Doch noch war's des Geheimnisvollen nicht genug. Denn nachmittags um vier Uhr, »nach der Fütterung der Raubtiere«, sollte ein »Wilder« vor den Augen des geehrten Publikums eine lebendige Taube verzehren. Und das war ihm zuzutrauen. Denn es ging das Gerücht: daheim, weiß Gott wo, sollte er Abgötterei und Menschenfraß getrieben haben. Da durften und wollten wir nicht dabei sein. Aber unsere Kinderfinger streiften in scheuer Andacht vorsichtig die schokoladebraune Gänsehaut des Südseeinsulaners.
Wieder folgten auf die Schauer der Wildnis Wochen goldenen Erntesegens um Rain und Feld.

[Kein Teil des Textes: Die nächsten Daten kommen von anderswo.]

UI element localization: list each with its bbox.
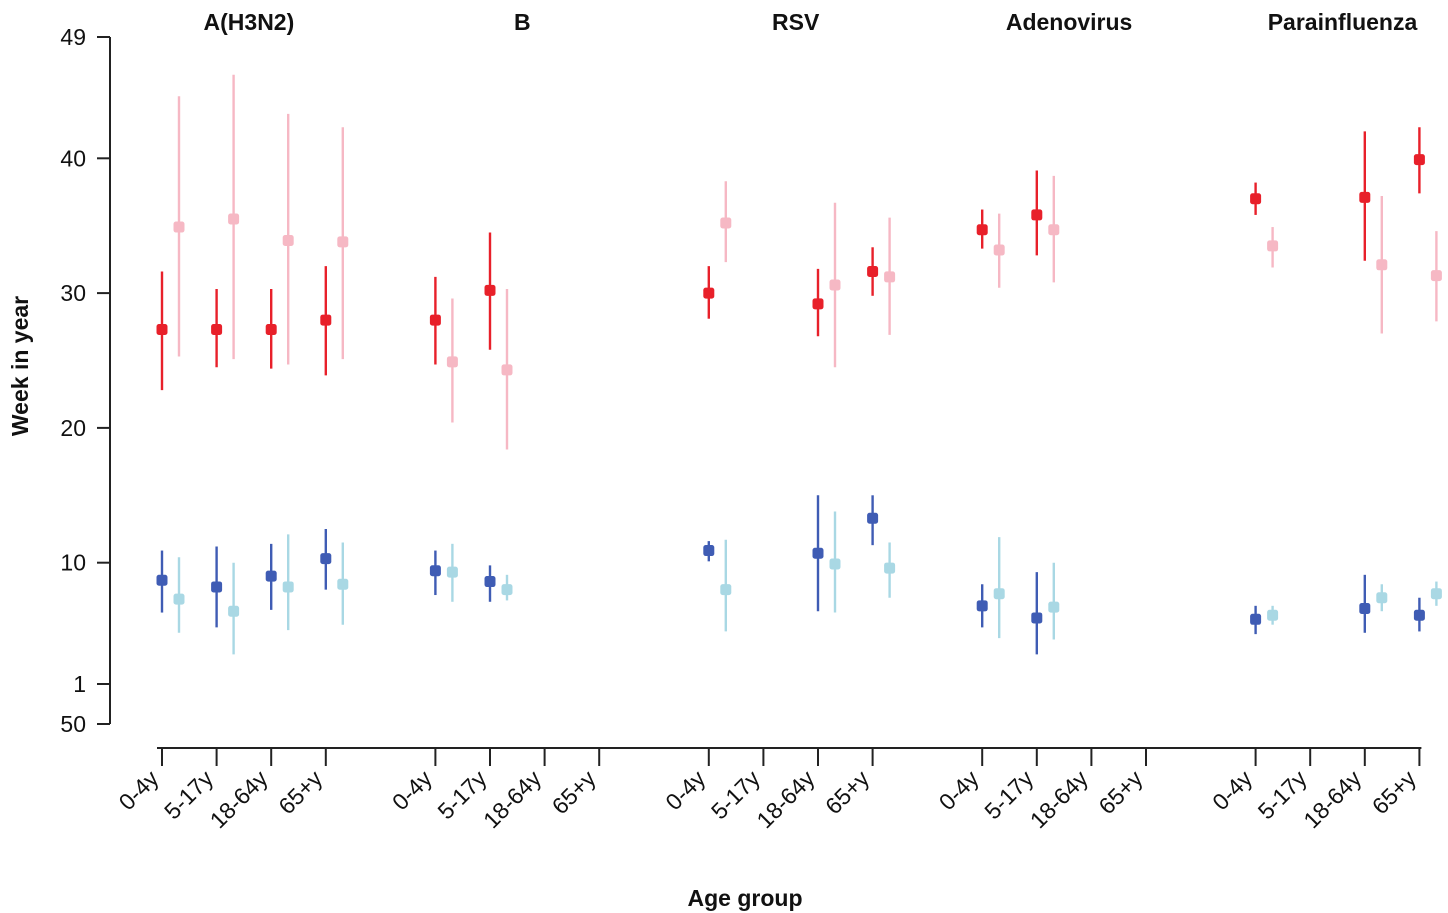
data-point bbox=[703, 545, 715, 557]
data-point bbox=[1031, 612, 1043, 624]
data-point bbox=[1430, 270, 1442, 282]
data-point bbox=[1250, 613, 1262, 625]
data-point bbox=[1359, 603, 1371, 615]
data-point bbox=[703, 287, 715, 299]
y-tick-label: 40 bbox=[60, 145, 86, 171]
x-tick-label: 0-4y bbox=[114, 765, 164, 815]
data-marks bbox=[156, 74, 1442, 655]
y-tick-label: 1 bbox=[73, 671, 86, 697]
y-axis-title: Week in year bbox=[7, 296, 33, 436]
panel-title: B bbox=[514, 9, 531, 35]
data-point bbox=[1267, 609, 1279, 621]
data-point bbox=[1376, 592, 1388, 604]
x-tick-label: 18-64y bbox=[478, 765, 546, 833]
data-point bbox=[867, 512, 879, 524]
data-point bbox=[976, 224, 988, 236]
x-axis-title: Age group bbox=[688, 885, 803, 911]
data-point bbox=[173, 593, 185, 605]
data-point bbox=[1430, 588, 1442, 600]
data-point bbox=[1250, 193, 1262, 205]
x-tick-label: 65+y bbox=[547, 765, 601, 819]
panel-title: Parainfluenza bbox=[1268, 9, 1418, 35]
data-point bbox=[812, 298, 824, 310]
data-point bbox=[429, 314, 441, 326]
data-point bbox=[501, 364, 513, 376]
y-tick-label: 50 bbox=[60, 711, 86, 737]
y-tick-label: 20 bbox=[60, 415, 86, 441]
data-point bbox=[720, 584, 732, 596]
data-point bbox=[265, 570, 277, 582]
x-tick-label: 0-4y bbox=[660, 765, 710, 815]
x-tick-label: 65+y bbox=[1093, 765, 1147, 819]
data-point bbox=[1031, 209, 1043, 221]
data-point bbox=[993, 244, 1005, 256]
data-point bbox=[429, 565, 441, 577]
data-point bbox=[156, 574, 168, 586]
data-point bbox=[446, 356, 458, 368]
data-point bbox=[337, 236, 349, 248]
data-point bbox=[501, 584, 513, 596]
y-tick-label: 49 bbox=[60, 24, 86, 50]
panel-titles: A(H3N2) B RSV Adenovirus Parainfluenza bbox=[204, 9, 1418, 35]
data-point bbox=[320, 314, 332, 326]
data-point bbox=[1267, 240, 1279, 252]
x-tick-label: 65+y bbox=[273, 765, 327, 819]
data-point bbox=[228, 213, 240, 225]
data-point bbox=[265, 323, 277, 335]
data-point bbox=[320, 553, 332, 565]
data-point bbox=[720, 217, 732, 229]
x-tick-label: 65+y bbox=[820, 765, 874, 819]
data-point bbox=[829, 279, 841, 291]
data-point bbox=[211, 323, 223, 335]
x-tick-label: 0-4y bbox=[1207, 765, 1257, 815]
x-tick-label: 0-4y bbox=[387, 765, 437, 815]
panel-title: A(H3N2) bbox=[204, 9, 295, 35]
data-point bbox=[156, 323, 168, 335]
data-point bbox=[1376, 259, 1388, 271]
data-point bbox=[976, 600, 988, 612]
data-point bbox=[337, 578, 349, 590]
data-point bbox=[484, 576, 496, 588]
data-point bbox=[1413, 609, 1425, 621]
x-tick-label: 0-4y bbox=[934, 765, 984, 815]
x-tick-label: 18-64y bbox=[1025, 765, 1093, 833]
data-point bbox=[282, 581, 294, 593]
y-tick-label: 30 bbox=[60, 280, 86, 306]
x-tick-label: 18-64y bbox=[751, 765, 819, 833]
data-point bbox=[173, 221, 185, 233]
data-point bbox=[867, 266, 879, 278]
data-point bbox=[1359, 191, 1371, 203]
data-point bbox=[1413, 154, 1425, 166]
data-point bbox=[282, 235, 294, 247]
y-axis: 49 40 30 20 10 1 50 bbox=[60, 24, 111, 737]
y-tick-label: 10 bbox=[60, 550, 86, 576]
data-point bbox=[1048, 601, 1060, 613]
data-point bbox=[829, 558, 841, 570]
data-point bbox=[812, 547, 824, 559]
data-point bbox=[993, 588, 1005, 600]
x-tick-label: 18-64y bbox=[205, 765, 273, 833]
x-tick-label: 18-64y bbox=[1298, 765, 1366, 833]
x-tick-label: 65+y bbox=[1367, 765, 1421, 819]
data-point bbox=[884, 271, 896, 283]
panel-title: RSV bbox=[772, 9, 820, 35]
data-point bbox=[228, 605, 240, 617]
data-point bbox=[211, 581, 223, 593]
panel-title: Adenovirus bbox=[1006, 9, 1133, 35]
data-point bbox=[884, 562, 896, 574]
data-point bbox=[1048, 224, 1060, 236]
data-point bbox=[446, 566, 458, 578]
data-point bbox=[484, 284, 496, 296]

Und eines Morgens stand ein »Panorama« am Platze, von einer schmucküberladenen Matrone unter glitzernden Perlenkörbchen hoheitsvoll gehütet. Schon der umfassende Name lockte, und aus der kreischenden Drehorgel brach's immer wie »Panorama, Panorama«. – Es war über die Maßen großartig. Und was gab's drinnen erst zu trinken für durstige Kinderaugen! Da erschlossen die blanken Linsenpaare in den Gradlwänden uns zum erstenmal das stereoskopische Sehen, so leuchtend, so tief körperhaft, daß man sich nur zögernd verdrängen ließ. »Das Gastmahl der Toten« war ein schauerliches Bankett von Gerippen, die in stummer Bewegung aus giftgrünen und glutroten Augenhöhlen unter nackten Schädeln entgegengrinsten. »Die Christenverfolgung in Konstantinopel« zeigte einen ungeheuren Platz, von Moscheen und Palästen umsäumt, darüber tiefblau den wolkenlosen Himmel des Orients. Und über den weiten Platz hin die fliehenden Christen, von grimmigen Muselmanen eingeholt und niedergesäbelt. Schon lagen ihrer viele dahingestreckt, unter jedem gewissenhaft seine Blutlache. Und dazu dudelte das Werkel so flötenmild den alten, köstlichen italienischen Walzer » Il Bacio« (»Der Kuß«), der so gut zum wolkenlosen Firmament und so wenig zu den blutigen Szenen stimmte. Und heute noch, wenn mir der Frühling die alte Werkelmelodie ans Ohr weht, seh' ich den weiten Platz mit den bösen Türken und den, ach, so frommen Christen. –
Und wieder kamen Wochen und Monate sorgloser Freiheit und traulicher Erdnähe. Der Austrieb zur Weide, frühmorgens, wenn die Hasen aus dem taufrischen Klee sprangen, die Hirtenfeuerlein am Rain, darin Erdäpfel und Birnen brieten, bis zum stillen Apfelfall im aufziehenden Mond.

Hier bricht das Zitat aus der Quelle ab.